8. Exercise of Legal Rights
The failure, delay, relaxation or indulgence on the part of the supplier in exercising any power or right conferred upon the supplier by these Terms and Conditions of Sale does not operate as a waiver of that power or right, nor does any single exercise of any power or right preclude any other or further exercise of it or the exercise of any other power or right under these Terms and Conditions of Sale.

9. Force Majeure
(a) We are not liable for the failure to perform the Contract to the extent and for so long as our performance is prevented or delayed because of:
(i) Circumstances outside our control;
(ii) Failure of our machinery; or
(iii) Failure of a supplier to us.
(b) If our ability to fulfil an acceptable order is affected by circumstance or event beyond our control we may:
(i) extend the date for delivery
(ii) with your approval, alter the specifications for the goods to allow the substitution of equivalent goods; or
(iii) cancel the order without liability for the breach.

10. Governing Law
These Terms and Conditions of Sale shall be construed in accordance with the laws in force in the State of Queensland, Australia and more specifically to the exclusive jurisdiction of the Magistrates Court at Townsville.

11. Severability
Where these Terms and Conditions of Sale are qualified by any provision of law which applies and which cannot be excluded, where any such provision in these Terms and Conditions of Sale is deemed to be unlawful or unenforceable, such provision shall be severed from these Terms and Conditions of Sale and all other provisions hereof shall remain in force to the fullest extent permitted by law.

12. Miscellaneous
(a) You acknowledge that all conditions, warranties or other terms implied by statute or common law are expressly excluded from this Contract to the fullest extent permitted by law.
(b) This Contract may only be varied if the variation is in writing and signed by us and you.
(c) The sale to purchase by you of the Equipment does not confer on you any licence or right under any copyright, patent, registered design or trademark which is our property and you agree
to conform to all reasonable requirements imposed by us with respect to trademarks or identification marks in respect of the Equipment.
(d) Where an order for X-ray equipment is received, you acknowledge that we cannot supply the Equipment to you until you supply us with the valid approval to acquire from the Regulatory
Governing Body of State of sale of equipment.

13. Website
Images are representative only and the items may not be exactly as illustrated

14. Contact
Any customer contact with Medical Dental Solutions by default gives Medical Dental Solutions the right to contact the customer via email or any other form.
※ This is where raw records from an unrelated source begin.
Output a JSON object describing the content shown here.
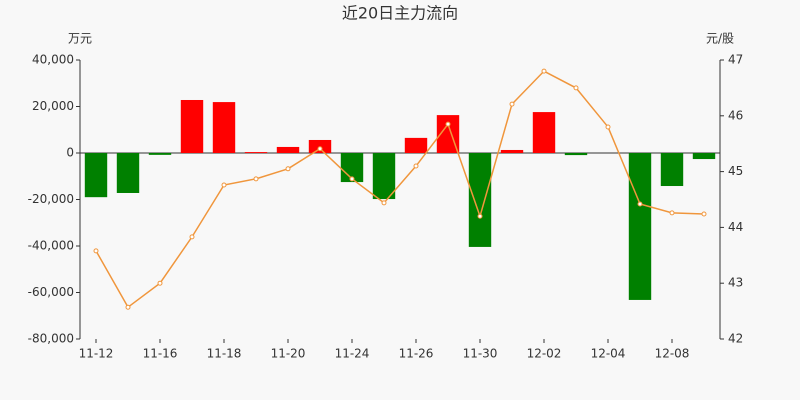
{
  "chart_data": {
    "type": "bar-line",
    "title": "近20日主力流向",
    "y_label": "万元",
    "y2_label": "元/股",
    "categories": [
      "11-12",
      null,
      "11-16",
      null,
      "11-18",
      null,
      "11-20",
      null,
      "11-24",
      null,
      "11-26",
      null,
      "11-30",
      null,
      "12-02",
      null,
      "12-04",
      null,
      "12-08",
      null
    ],
    "series": [
      {
        "type": "bar",
        "positive_color": "#ff0000",
        "negative_color": "#008000",
        "values": [
          -19000,
          -17200,
          -800,
          22800,
          21900,
          400,
          2600,
          5600,
          -12500,
          -19800,
          6500,
          16300,
          -40400,
          1300,
          17600,
          -900,
          0,
          -63200,
          -14200,
          -2600
        ]
      },
      {
        "type": "line",
        "axis": "y2",
        "color": "#f0963c",
        "values": [
          43.58,
          42.57,
          43.0,
          43.83,
          44.76,
          44.87,
          45.05,
          45.41,
          44.87,
          44.44,
          45.1,
          45.85,
          44.2,
          46.21,
          46.8,
          46.5,
          45.8,
          44.42,
          44.26,
          44.24
        ]
      }
    ],
    "ylim": [
      -80000,
      40000
    ],
    "yticks": [
      {
        "value": -80000,
        "label": "-80,000"
      },
      {
        "value": -60000,
        "label": "-60,000"
      },
      {
        "value": -40000,
        "label": "-40,000"
      },
      {
        "value": -20000,
        "label": "-20,000"
      },
      0,
      {
        "value": 20000,
        "label": "20,000"
      },
      {
        "value": 40000,
        "label": "40,000"
      }
    ],
    "y2lim": [
      42,
      47
    ],
    "y2ticks": [
      42,
      43,
      44,
      45,
      46,
      47
    ]
  }
}
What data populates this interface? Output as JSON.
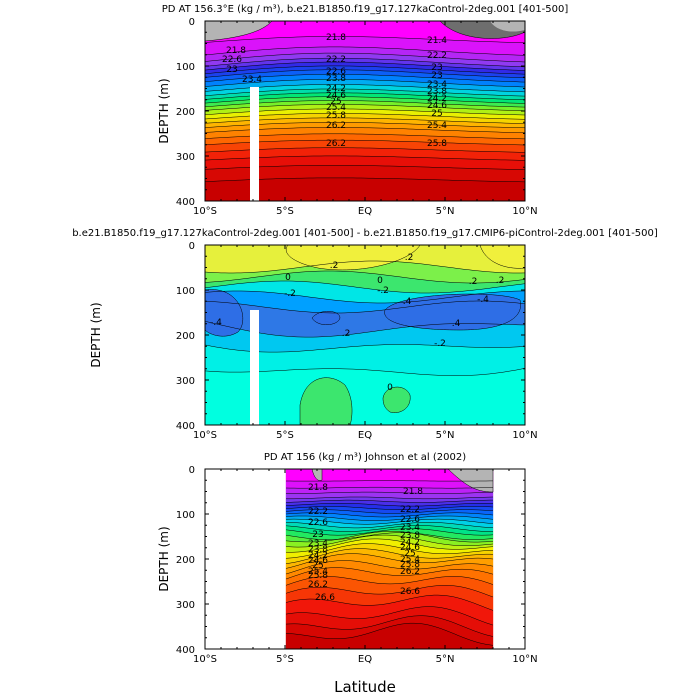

The Customer may end this contact or ‘opt out’ of contact with Medical Dental Solutions  at any time at their discretion.

15. Freight

Freight costs with any product is decided at Medical Dental Solutions’ discretion.  As default Medical Dental Solutions will never offer free freight for excessively large or heavy products. These include Medical Dental Solutions’ range of Furniture, Sterilisers, Light Stands, and Surgical Lights etc. The Customer will always be informed of any additional or standard freight charges at the time of processing the order. Freight discounts apply to Australian Customers only.

16. Repairs If a product is returned to Medical Dental Solutions for repair and no fault is found, Medical Dental Solutions reserves the right to charge the Customer an assessment fee.